I do my best to smile at Shane’s attempt at a joke, but what I really want to do is start crying for him.

“Those men who died… they were my brothers. Almost all of my real family is military, they’ve all served in some capacity. They understand what I went through, the impact it’s had on me, but… I don’t think that they truly understand how I feel. I was with those men for years and now they’re all gone and I’m alone. And honestly? I’m scared.”

Shane’s voice breaks on his last word and I reached out and grab his hand. He squeezes tight and continues his story. “So much has happened and I’m proud of what I’ve accomplished, what I’ve done for my country. But I’m seeing things in a different perspective now. Some of my teammates who died… they had wives and children. The way they talked about their families… their families were there reason for being overseas, their motivation to protect. The more I heard them talk about it, the more wonderful it sounded.” Shane trails off.
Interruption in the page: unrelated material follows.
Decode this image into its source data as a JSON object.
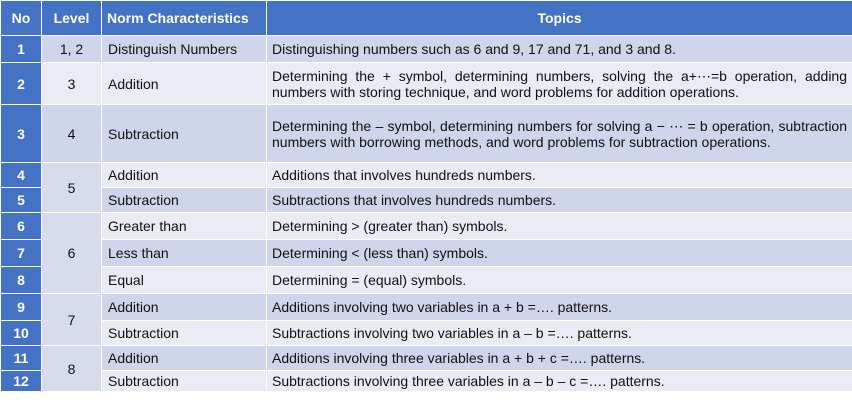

Cautiously, I start talking. “I want to sell my pottery. Maybe have a studio on some land. Chase my kids through a field and catch butterflies in the evenings before falling asleep next to my husband. I don’t need or want anything fancy. I just want to be happy.” I play with Shane’s fingers. “Does that… does that sound like something you’d like?”

I’ve been looking at our entwined hands, so I don’t see the smile on his face until he places a finger under my chin and tilts my face up. His grin is blinding before he gently kisses me.

“I’m really glad that I grabbed our marriage license before we left the hotel.”